ABSTRACT

An interesting aspect of the debate on literacy is the nature of the relationship between human ideas and the technology of writing. It is a part of a broader discussion about the relationship of human subjectivity and material objects that originated with the rise of consumer culture and that literature often thematized. Objects, as contemporary critics observe, do not necessarily remain in antithetical relations to humans but partake in their nature. Marshall McLuhan in his Gutenberg Galaxy points out that diverse technologies are nothing but the extensions of senses (1962, 4) while Julie Park demonstrates in The Self and It that the tools that people employ to increase their capacities become for them instruments of the expression of their selves (2010, xiii).
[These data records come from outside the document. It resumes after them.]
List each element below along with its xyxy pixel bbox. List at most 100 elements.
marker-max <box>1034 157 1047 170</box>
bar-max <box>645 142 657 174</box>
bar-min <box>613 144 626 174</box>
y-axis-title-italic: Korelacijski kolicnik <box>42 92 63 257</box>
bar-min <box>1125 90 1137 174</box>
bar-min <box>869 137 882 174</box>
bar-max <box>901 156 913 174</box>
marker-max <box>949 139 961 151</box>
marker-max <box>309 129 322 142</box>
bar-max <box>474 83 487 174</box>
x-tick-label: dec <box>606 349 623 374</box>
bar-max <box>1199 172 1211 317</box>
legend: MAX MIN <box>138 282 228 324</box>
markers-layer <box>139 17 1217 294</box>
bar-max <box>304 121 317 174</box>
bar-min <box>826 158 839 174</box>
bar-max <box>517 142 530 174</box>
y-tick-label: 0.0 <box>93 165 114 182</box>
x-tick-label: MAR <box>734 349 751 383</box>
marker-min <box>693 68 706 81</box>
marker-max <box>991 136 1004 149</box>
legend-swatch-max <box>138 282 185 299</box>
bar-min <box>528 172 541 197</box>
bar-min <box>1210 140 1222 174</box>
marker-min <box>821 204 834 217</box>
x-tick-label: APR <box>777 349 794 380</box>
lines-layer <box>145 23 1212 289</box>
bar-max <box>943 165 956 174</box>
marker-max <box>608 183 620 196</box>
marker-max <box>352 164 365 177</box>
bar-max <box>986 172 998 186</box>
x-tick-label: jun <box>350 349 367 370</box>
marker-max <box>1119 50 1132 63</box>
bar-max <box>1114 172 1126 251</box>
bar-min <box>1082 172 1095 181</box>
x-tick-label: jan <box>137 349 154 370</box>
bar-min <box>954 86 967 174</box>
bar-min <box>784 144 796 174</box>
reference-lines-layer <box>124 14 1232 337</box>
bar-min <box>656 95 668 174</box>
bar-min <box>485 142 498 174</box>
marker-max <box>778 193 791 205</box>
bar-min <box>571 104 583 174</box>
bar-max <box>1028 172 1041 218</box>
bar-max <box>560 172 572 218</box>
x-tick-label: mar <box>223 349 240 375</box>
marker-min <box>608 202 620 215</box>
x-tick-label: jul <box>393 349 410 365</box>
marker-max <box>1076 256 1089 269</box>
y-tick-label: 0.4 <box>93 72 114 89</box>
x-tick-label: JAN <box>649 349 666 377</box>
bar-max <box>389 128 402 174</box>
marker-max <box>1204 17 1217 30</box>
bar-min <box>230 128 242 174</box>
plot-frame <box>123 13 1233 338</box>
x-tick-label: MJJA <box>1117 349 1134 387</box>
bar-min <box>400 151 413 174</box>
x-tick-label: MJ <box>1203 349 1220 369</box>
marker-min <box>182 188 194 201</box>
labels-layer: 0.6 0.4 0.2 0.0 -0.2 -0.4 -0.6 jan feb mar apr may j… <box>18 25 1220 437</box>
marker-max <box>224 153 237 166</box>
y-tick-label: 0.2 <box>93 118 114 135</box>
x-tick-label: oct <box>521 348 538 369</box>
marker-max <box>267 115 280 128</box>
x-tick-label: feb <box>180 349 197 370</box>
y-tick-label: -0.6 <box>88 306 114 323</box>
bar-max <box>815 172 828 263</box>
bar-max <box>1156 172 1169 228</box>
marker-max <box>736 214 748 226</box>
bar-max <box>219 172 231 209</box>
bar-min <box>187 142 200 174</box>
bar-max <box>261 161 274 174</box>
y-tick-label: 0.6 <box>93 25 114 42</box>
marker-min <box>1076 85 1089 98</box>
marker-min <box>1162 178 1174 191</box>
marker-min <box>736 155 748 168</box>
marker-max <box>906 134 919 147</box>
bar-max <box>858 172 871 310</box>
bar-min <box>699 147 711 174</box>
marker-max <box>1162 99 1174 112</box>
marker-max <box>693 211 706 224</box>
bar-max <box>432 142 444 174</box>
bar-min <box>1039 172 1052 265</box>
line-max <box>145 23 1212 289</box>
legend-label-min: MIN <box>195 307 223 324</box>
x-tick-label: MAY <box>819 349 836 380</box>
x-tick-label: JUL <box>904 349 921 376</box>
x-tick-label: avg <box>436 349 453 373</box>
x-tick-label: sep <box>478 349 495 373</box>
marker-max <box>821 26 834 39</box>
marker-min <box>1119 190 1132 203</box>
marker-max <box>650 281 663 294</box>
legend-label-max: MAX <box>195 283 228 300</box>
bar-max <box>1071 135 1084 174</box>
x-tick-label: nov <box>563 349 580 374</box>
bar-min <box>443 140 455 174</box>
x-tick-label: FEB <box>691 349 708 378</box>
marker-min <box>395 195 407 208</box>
Objects connected with writing and print technology are particularly well suited for this expressive function since their chief role is the preservation of human thoughts and ideas. As Deidre Shauna Lynch observes, the conflation of identity and writing is even manifest in the polysemy of the word ‘character,’ which signifies both human identity and a sign in the text (1998, 30). In his 1689 Essay Concerning Human Understanding, Locke points to this relation between personality, ideas, and typography by describing cognition as an act of inscribing or imprinting where mind is likened to paper and ideas to characters (Lynch 1998, 34). Human senses, thoughts, and cognition are thus associated with writing materials that partake in human consciousness.